A convulsion can be very alarming for those who witness them but febrile convulsions are not usually dangerous. A child will recover fully afterwards.
However the child should be seen by a doctor afterwards to be checked over to rule out serious illness. An ambulance should be called if:
- The child does not improve quickly after a convulsion
- a convulsion lasts longer then five minutes
- another convulsion happens directly after the first has stopped
- the child has difficulty breathing
Is treatment needed?
No treatment is usually needed for the convulsion itself if it stops within a few minutes, However treatment may be needed if the convulsion lasts longer. for example a doctor may put diazepam liquid into the rectum where it is absorbed quickly into the bloodstream and stops a convulsion.

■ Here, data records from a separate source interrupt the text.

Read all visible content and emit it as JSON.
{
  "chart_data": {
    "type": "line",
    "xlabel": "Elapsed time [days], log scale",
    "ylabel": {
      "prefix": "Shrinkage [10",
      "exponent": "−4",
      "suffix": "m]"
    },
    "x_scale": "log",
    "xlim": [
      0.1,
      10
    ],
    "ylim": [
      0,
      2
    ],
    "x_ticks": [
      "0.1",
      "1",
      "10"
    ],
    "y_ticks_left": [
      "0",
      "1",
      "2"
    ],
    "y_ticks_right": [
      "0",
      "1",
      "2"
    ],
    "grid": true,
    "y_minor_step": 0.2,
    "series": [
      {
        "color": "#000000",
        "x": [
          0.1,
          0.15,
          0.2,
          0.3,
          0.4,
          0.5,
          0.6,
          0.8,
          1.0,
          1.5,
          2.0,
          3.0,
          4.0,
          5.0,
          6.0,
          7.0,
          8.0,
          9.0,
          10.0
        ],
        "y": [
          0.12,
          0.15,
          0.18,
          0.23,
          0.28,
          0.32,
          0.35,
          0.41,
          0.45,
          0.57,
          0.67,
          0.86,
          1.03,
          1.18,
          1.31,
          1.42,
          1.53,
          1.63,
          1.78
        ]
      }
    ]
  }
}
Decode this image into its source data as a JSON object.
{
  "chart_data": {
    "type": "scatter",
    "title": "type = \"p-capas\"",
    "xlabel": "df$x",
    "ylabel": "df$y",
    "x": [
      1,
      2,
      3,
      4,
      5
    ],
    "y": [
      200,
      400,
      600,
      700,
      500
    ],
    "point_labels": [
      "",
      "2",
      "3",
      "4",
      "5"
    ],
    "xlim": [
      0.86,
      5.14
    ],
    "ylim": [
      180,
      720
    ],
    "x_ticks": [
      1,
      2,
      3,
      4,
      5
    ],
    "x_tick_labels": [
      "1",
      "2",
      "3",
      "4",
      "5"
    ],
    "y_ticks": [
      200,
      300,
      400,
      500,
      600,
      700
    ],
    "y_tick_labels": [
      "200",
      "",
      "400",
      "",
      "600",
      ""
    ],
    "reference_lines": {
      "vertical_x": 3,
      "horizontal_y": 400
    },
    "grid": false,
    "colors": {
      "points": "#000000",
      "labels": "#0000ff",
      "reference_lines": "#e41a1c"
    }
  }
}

Treatment may be given for the illness that has caused the high temperature.
Does my child have epilepsy?
No, the cause of the febrile convulsion is related to the feverish illness and not brain abnormality. Epilepsy causes convulsions without fever.
I hope this information helps people to understand febrile convulsions and give guidance on what to do if you witness your child having a convulsion, although at the time it is very frightening, it is short lived without any lasting effects and I am glad to say that the day after her convulsion my daughter was her usual happy chatty self.